MSNBC host Joe Scarborough tweeted this week, “Any business that donates to Trump is complicit and endorses the white supremacy he espoused in Charlottesville . . . ” He is not alone. The Trump-hating media has spent the past few days humming “Charlottesville” as a mantra that somehow is supposed to prove President Trump is a racist.
Lest the smear become a fact, it is important to go back and clear up any misunderstanding. The event itself in August 2017 involved varied participants, not just neo-Nazis. President Trump’s response to it unfolded over three distinct statements, the last of which was a press conference. All of the statements were critical of white supremacy and none “espoused” it.
Here’s what really happened.
Charlottesville, Virginia erected a statue to Confederate General Robert E. Lee in 1924 and surrounded it with a public space called “Lee Park.” Nearly a full century later, the city council voted to remove the statue and rename the site “Emancipation Park.”
In response, Jason Kessler—a former Obama voter and veteran of the Occupy Wall Street movement—organized a “Unite the Right Rally.” Assorted white nationalists and neo-Nazis promised to join him in protest. That caused the Left’s own nothing-better-to-do violent agitators, Antifa, to announce plans to mount a counterdemonstration.
The event would also attract people who planned to march peacefully, either for or against the removal of the statue. It was not exclusively for Nazis and Antifa.
On the night of the rally, the extremists clashed. This was noted in contemporary news accounts. Sheryl Stolberg of the New York Times tweeted (and later deleted): “The hard left seemed as hate-filled as alt-right.
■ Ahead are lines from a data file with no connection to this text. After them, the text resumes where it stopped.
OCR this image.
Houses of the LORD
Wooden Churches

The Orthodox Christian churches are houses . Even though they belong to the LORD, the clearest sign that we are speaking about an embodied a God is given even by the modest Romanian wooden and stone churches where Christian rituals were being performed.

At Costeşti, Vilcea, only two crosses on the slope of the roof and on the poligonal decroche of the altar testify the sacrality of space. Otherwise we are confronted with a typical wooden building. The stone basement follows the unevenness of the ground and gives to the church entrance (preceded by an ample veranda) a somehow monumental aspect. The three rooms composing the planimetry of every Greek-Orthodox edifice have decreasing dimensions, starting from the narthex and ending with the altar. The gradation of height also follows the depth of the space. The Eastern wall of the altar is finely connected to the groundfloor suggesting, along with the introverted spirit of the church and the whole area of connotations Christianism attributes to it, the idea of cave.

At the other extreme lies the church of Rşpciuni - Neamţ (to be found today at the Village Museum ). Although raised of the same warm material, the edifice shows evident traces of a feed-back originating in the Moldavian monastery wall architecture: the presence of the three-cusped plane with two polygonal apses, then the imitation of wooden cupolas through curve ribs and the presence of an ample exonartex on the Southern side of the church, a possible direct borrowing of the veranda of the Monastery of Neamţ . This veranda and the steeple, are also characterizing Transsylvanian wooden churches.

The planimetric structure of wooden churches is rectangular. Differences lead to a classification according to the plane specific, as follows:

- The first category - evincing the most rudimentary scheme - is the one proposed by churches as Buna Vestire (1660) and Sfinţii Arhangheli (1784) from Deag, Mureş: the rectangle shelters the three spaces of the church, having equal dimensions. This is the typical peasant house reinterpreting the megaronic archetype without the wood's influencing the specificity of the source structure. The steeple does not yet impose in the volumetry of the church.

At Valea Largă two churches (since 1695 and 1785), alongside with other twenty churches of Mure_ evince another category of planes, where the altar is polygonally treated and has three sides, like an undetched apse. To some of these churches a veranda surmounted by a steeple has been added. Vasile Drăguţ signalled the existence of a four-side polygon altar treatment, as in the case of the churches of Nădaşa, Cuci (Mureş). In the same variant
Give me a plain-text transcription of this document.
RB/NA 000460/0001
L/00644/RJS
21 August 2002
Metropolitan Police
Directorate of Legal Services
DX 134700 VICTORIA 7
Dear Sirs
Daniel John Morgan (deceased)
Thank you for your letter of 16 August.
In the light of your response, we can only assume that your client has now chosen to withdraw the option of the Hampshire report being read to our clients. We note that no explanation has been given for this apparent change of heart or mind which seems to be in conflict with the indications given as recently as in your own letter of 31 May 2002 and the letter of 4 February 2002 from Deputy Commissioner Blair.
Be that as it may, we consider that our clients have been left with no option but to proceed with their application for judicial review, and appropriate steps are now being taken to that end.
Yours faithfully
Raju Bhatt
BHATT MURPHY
I saw club-wielding ‘antifa’ beating white nationalists being led out of the park.”
Somewhere in the melee, a young man with a history of mental illness drove his car into a crowd and killed one of the protesters.
In the aftermath, President Trump made a statement: “We condemn in the strongest possible terms this egregious display of hatred, bigotry and violence on many sides, on many sides. It’s been going on for a long time in our country.”
All hell broke loose. The media objected that the president did not single out the political motivations of the killer, choosing instead to condemn “many sides.”
Only two months before, though, James Hodgkinson, a Bernie Sanders campaign volunteer during the presidential primaries, opened fire on a Republican congressional baseball practice in Northern Virginia. Four people were shot, including House Majority Whip Steve Scalise (R-La.).
Sanders immediately condemned the shooting, saying, “I am sickened by this despicable act. Let me be as clear as I can be: Violence of any kind is unacceptable in our society, and I condemn this action in the strongest possible terms. Real change can only come about through nonviolent action, and anything else runs counter to our most deeply held American values.”
It is difficult to discern a substantial difference between Sanders’ condemnation of “violence of any kind” and Trump’s condemnation of “violence on many sides.” They essentially mean the same thing. When a sociopath with a peripheral involvement in politics commits a violent act, it is unfair to attribute political blame.
Trump had also addressed the Hodgkinson shooting, saying, “We may have our differences . . . We are strongest when we are unified and when we work for the common good.” The New York Times favorably noted that, “Mr. Trump steered clear of the possible political motivations of the gunman,” and instead issued a “dignified” call for unity.
That time it was OK for the president not to assign political responsibility. It was even dignified. Wonder why?
Trump followed his initial statement on Charlottesville two days later with a harsh criticism of Nazism, explaining that he was not certain of the political affiliation of the driver at first. That was not quick enough for the rabid Trump-hating media.
It was called a “belated” criticism, the suggestion being that Trump at first did not want to offend Nazis and only mentioned it when forced to do so by circumstance. A wild press conference followed where the questioners attempted to associate the president with something they called the “alt-right.” He angrily asked them to “define alt-right.”
Trump pointed out that white nationalists were not the only ones in attendance at the event. Antifa was also there, as were “very fine people” who were only marching for or against the removal of the statue. The media twisted the words “very fine people” to mean he was complimenting white supremacists, even though there is no honest way to read his statement as though that were his meaning.
The coverage of Charlottesville was a concerted effort to portray Trump as sympathetic to Nazis by unfairly parsing his statements to suggest a connection. More, the dominant media had been in desperate search for a hook to use in order to claim that this white supremacist movement is what got Trump elected.
Having spent little time in rural Ohio, they imagine a bunch of shotgun wielding racists, whom Trump attracted to his cause by appealing to their deplorable-ness. These are ridiculous and unfounded charges that effectively libel half of America.
When “Charlottesville” is cited by fake newshounds like Joe Scarborough as conclusive evidence that Trump espouses white supremacy, there is no truth to it. It is shameful appropriation of America’s history of racism to serve the media’s resistance to Trump.